I wonder if it's intended behavior. It complicates development of software around Tezos. My example with Better Call Dev block explorer demonstrates it: if you open the "code" tab you will that code doesn't differ at all. So if you don't know the details provided here, you will see two contract with the same code and initial storage, but different storage size. As a user I would be very confused if I saw it. As a developer I have to distinguish addresses in "tz1XyaS3pWSQHrKxvnJ9Kmpk9PKgWWunYXzU" and 0x00008753e875969a309b1466a05735a8698f8349587e formats and I can't do unpack (pack x) to get the same x anymore because addresses in both formats are packed to the same bytestring.
Apparently the same applies to some other types, e. g. timestamp. I've made a similar test with PUSH timestamp "1970-01-01T00:00:00Z" and PUSH timestamp 0;.

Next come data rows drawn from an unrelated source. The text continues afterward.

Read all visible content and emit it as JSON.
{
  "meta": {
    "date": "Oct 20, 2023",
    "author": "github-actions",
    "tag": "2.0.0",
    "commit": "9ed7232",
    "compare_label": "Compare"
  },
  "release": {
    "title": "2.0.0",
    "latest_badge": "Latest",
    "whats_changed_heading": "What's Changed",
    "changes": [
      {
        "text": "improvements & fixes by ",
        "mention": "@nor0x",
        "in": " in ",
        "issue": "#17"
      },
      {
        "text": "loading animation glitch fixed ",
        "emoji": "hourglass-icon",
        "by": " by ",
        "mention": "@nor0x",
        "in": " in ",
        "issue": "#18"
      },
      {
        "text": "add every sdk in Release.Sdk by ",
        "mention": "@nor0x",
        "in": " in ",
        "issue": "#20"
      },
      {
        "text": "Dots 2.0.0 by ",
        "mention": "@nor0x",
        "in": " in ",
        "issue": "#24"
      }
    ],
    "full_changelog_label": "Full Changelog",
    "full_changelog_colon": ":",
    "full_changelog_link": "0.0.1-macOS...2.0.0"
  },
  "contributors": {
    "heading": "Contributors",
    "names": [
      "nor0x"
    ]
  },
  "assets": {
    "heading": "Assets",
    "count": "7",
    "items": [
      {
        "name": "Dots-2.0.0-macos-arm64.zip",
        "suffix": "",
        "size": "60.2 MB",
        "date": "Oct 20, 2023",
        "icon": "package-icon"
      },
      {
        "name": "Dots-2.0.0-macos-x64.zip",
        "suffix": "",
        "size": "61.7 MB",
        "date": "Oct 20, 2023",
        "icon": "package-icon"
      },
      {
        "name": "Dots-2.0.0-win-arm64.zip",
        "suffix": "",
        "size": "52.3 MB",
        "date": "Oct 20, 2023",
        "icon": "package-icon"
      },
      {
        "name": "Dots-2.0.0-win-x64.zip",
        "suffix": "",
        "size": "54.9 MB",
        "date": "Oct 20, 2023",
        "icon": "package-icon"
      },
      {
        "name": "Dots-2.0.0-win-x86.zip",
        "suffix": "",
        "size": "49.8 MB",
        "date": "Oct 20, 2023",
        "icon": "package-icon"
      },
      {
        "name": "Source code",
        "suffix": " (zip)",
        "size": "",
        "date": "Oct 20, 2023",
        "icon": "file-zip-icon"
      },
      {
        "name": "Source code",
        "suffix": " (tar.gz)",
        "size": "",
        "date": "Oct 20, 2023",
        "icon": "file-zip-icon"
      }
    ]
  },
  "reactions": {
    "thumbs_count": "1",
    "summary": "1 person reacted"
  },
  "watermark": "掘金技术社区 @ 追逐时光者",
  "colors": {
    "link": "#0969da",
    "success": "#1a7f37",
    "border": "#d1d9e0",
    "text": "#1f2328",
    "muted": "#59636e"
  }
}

I think it would be much better if the most efficient representation always appeared in the blockchain. So if I have PUSH address "tz1XyaS3pWSQHrKxvnJ9Kmpk9PKgWWunYXzU"; in my smart contract, it would be treated as PUSH address 0x00008753e875969a309b1466a05735a8698f8349587e; under the hood (because that's a more efficient representation).